Por MICHEL GOULART DA SILVA*
A barbárie capitalista se aprofunda, mas a revolução não advém. O maior obstáculo não é a falta de condições objetivas, mas a crise de direção: a covardia e o reformismo das organizações que, ao se conciliarem com o regime, traem o potencial revolucionário da classe trabalhadora
1.
O processo de exploração capitalista suga a vida dos trabalhadores, não se importando se isso leva ao adoecimento ou mesmo à morte, sendo as crises cíclicas uma forma de diminuir os custos de produção. Marx e Engels destacavam que “cada crise destrói regularmente não só uma grande massa de produtos fabricados, mas também uma grande parte das próprias forças produtivas já criadas”.[i]
Para os capitalistas, o lucro precisa ser elevado o máximo possível, ampliando a exploração, por meio da reorganização do trabalho e da retirada de direitos até então garantidos pelo Estado.

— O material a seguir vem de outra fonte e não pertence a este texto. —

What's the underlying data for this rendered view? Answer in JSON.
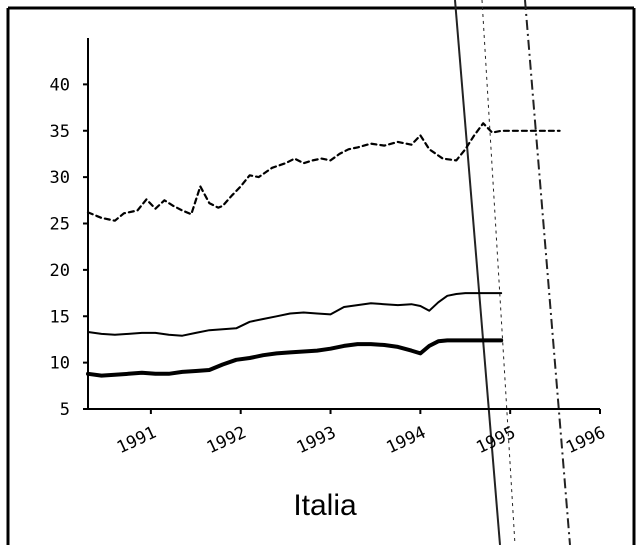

O cenário visto nos últimos anos, com a onda de desemprego e de retirada de direitos, em que os trabalhadores se viram desolados ou mesmo desesperados diante da postura conciliadora das organizações de esquerda, lembra em grande medida aquele no qual Leon Trotsky escreveu o Programa de transição, principal documento de fundação da IV Internacional, em 1938. O contexto em que foi escrito esse documento estava marcado pelo ascenso do nazismo e pelas tensões que levaram, no ano, seguinte à Segunda Guerra Mundial.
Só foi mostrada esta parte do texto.